Webber Township is a civil township of Lake County in the U.S. state of Michigan. The population was 2,384 at the 2020 census. It was named for William L. Webber, land commissioner and general counsel for the Flint and Pere Marquette Railroad.

==Geography==
According to the United States Census Bureau, the township has a total area of 35.5 sqmi, of which 34.9 sqmi is land and 0.6 sqmi (1.58%) is water.

==Communities==
- Baldwin is a village located in the southern portion of the township. It is the county seat of Lake County.
- Wolf Lake is a census designated place (CDP) located mostly in Peacock Township while also extending into Webber Township. The community is also along the 44th parallel.

==Demographics==
As of the census of 2000, there were 1,875 people, 638 households, and 338 families residing in the township. The population density was 53.8 PD/sqmi. There were 1,365 housing units at an average density of 39.1 /sqmi. The racial makeup of the township was 63.36% White, 29.55% African American, 1.92% Native American, 0.21% Asian, 1.07% from other races, and 3.89% from two or more races. Hispanic or Latino of any race were 3.63% of the population.

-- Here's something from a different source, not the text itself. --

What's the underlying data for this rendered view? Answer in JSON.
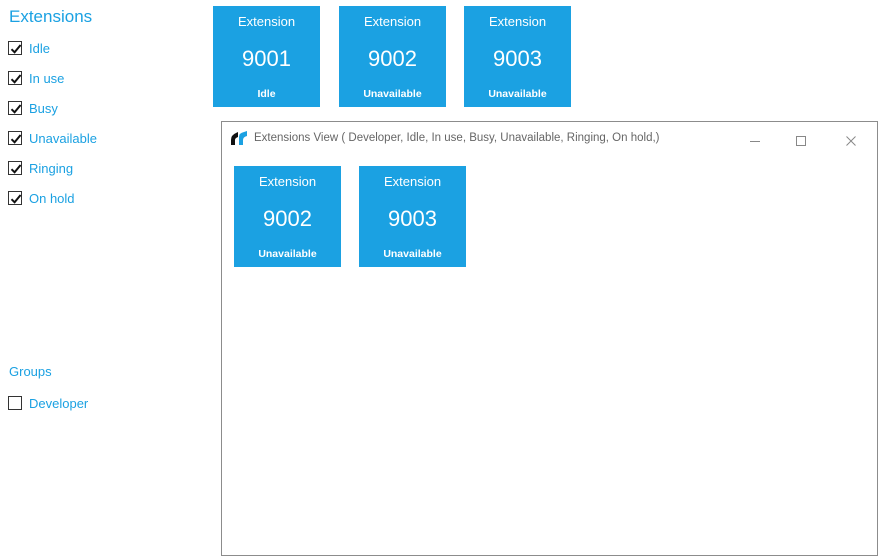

There were 638 households, out of which 19.7% had children under the age of 18 living with them, 39.7% were married couples living together, 11.0% had a female householder with no husband present, and 46.9% were non-families. 40.6% of all households were made up of individuals, and 19.3% had someone living alone who was 65 years of age or older. The average household size was 2.05 and the average family size was 2.77.

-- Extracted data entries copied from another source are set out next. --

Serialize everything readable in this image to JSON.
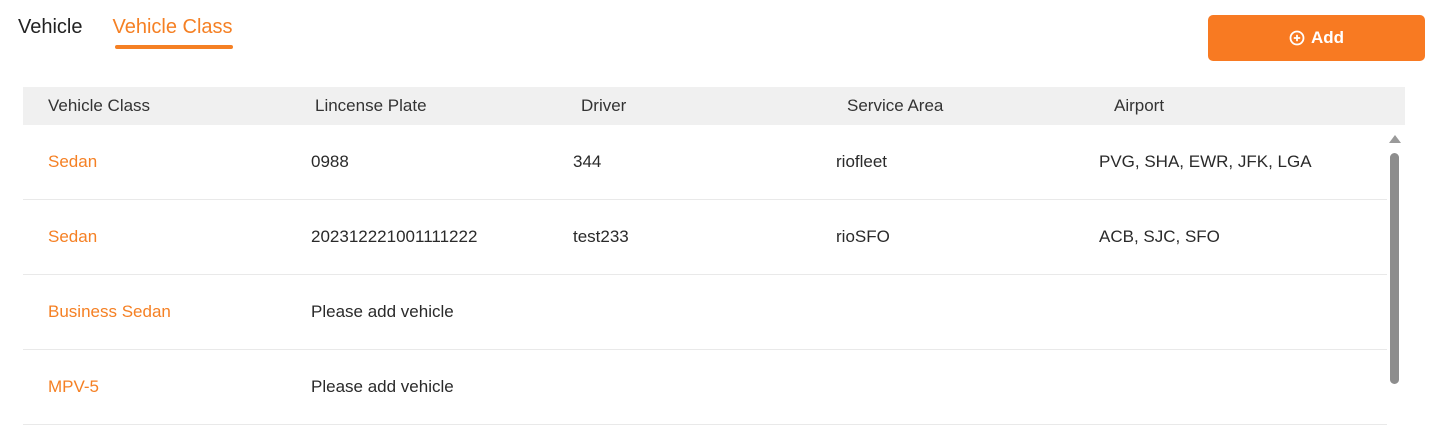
{
  "tabs": [
    {
      "label": "Vehicle",
      "active": false
    },
    {
      "label": "Vehicle Class",
      "active": true
    }
  ],
  "add_button": {
    "label": "Add",
    "icon": "plus-circle-icon"
  },
  "colors": {
    "accent": "#f58024",
    "button": "#f87a22",
    "header_bg": "#f0f0f0"
  },
  "table": {
    "headers": [
      "Vehicle Class",
      "Lincense Plate",
      "Driver",
      "Service Area",
      "Airport"
    ],
    "rows": [
      {
        "vehicle_class": "Sedan",
        "license_plate": "0988",
        "driver": "344",
        "service_area": "riofleet",
        "airport": "PVG, SHA, EWR, JFK, LGA"
      },
      {
        "vehicle_class": "Sedan",
        "license_plate": "202312221001111222",
        "driver": "test233",
        "service_area": "rioSFO",
        "airport": "ACB, SJC, SFO"
      },
      {
        "vehicle_class": "Business Sedan",
        "license_plate": "Please add vehicle",
        "driver": "",
        "service_area": "",
        "airport": ""
      },
      {
        "vehicle_class": "MPV-5",
        "license_plate": "Please add vehicle",
        "driver": "",
        "service_area": "",
        "airport": ""
      }
    ]
  }
}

In the township the population was spread out, with 20.5% under the age of 18, 18.8% from 18 to 24, 20.9% from 25 to 44, 20.3% from 45 to 64, and 19.5% who were 65 years of age or older. The median age was 37 years. For every 100 females, there were 158.3 males. For every 100 females age 18 and over, there were 143.5 males.

The median income for a household in the township was $20,822, and the median income for a family was $24,352. Males had a median income of $26,042 versus $19,191 for females. The per capita income for the township was $9,512. About 23.2% of families and 28.1% of the population were below the poverty line, including 41.5% of those under age 18 and 14.7% of those age 65 or over.